Sea turtles are also affected by fisheries. These animals have traditionally been exploited for their meat, eggs, shell and skin, in some cases resulting in local overexploitation and the need to introduce management measures to restrict or prohibit exploitation and trade. However, sea turtles also get caught as bycatch in many fisheries that take place within their distribution range, i.e. in many coastal areas as well as in the high seas, from temperate to tropical regions of the world oceans. They are caught in bottom trawls, get entangled in line gear and gillnets and are hooked in longlines. As all species of sea turtles are considered endangered by The World Conservation Union (IUCN), any international trade in sea turtles or sea turtle products is prohibited given that they are included in CITES Appendix I.
Ladies and gentlemen,
It is only recently that the issue of sea turtles conservation and interaction with fishing operations was brought to FAO’s attention. It was raised at the 24th Session of the FAO Committee on Fisheries in 2001 and received great attention at its 25th session last year which agreed that “while taking into consideration existing work on sea turtle interactions and conservation, a technical consultation should be held in Bangkok, Thailand in 2004 [.…]". FAO has therefore organized this meeting and – as a preparatory step – has also held an expert consultation on Interactions between sea turtles and fisheries within an ecosystem context. The report of that expert consultation contains most of the technical background for our present meeting. In the working documents, recommendations are presented for your consideration dealing with priority regions and fisheries to be considered in relation to sea turtles, appropriate management measures that may be implemented and legal and socio-economic aspects. In this connection, the outcome of this consultation will, in no doubt, directly contribute to achieving the Millennium Development Goal 7—ensuring environmental sustainability, especially Target 9—integrate the principles of sustainable development into country policies and programmes and reverse the losses of environmental resources.

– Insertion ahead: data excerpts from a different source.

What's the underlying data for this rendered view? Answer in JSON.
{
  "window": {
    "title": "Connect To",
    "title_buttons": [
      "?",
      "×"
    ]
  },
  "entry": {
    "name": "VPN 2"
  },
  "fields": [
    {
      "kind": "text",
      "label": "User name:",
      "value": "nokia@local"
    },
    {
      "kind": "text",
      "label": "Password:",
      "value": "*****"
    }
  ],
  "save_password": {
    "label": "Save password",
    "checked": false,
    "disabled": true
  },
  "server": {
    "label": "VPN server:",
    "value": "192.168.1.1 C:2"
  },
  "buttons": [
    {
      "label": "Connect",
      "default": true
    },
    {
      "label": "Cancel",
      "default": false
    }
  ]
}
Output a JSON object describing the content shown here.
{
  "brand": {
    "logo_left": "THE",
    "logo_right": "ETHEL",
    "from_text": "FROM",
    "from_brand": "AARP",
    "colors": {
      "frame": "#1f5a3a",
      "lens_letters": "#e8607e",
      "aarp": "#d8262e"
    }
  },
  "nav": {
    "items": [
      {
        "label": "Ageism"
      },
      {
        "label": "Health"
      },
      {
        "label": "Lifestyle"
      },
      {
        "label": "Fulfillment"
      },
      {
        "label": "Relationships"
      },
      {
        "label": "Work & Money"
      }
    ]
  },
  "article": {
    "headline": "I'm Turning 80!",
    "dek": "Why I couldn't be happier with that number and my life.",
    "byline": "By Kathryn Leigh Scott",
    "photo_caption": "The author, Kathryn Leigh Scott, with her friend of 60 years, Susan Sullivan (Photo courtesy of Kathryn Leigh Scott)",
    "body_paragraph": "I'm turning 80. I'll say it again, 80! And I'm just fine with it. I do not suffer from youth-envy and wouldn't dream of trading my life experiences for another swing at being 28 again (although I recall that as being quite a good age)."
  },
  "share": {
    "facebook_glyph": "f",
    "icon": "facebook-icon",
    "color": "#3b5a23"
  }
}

I am confident that your professional expertise coupled with diverse backgrounds and a genuine dedication to sustainable fishery management are necessary and sufficient guarantees for high quality consultations and the consequent formulation of comprehensive recommendations which will contribute constructively to progress in addressing the issue of sea turtle conservation and fisheries. These recommendations will be forwarded to the Committee on Fisheries for its consideration at its Twenty-sixth Session in March 2005.
Finally, I should like to thank the governments of Japan and the United States of America for their generous contribution towards the cost of this technical consultation, allowing the FAO secretariat to organize and hold this important meeting as mandated by the 25th session of COFI.
Our gratitude also goes to the government of Thailand for kindly accepting to host this important event.
I wish you all a very successful meeting and pleasant time in the beautiful city of Bangkok.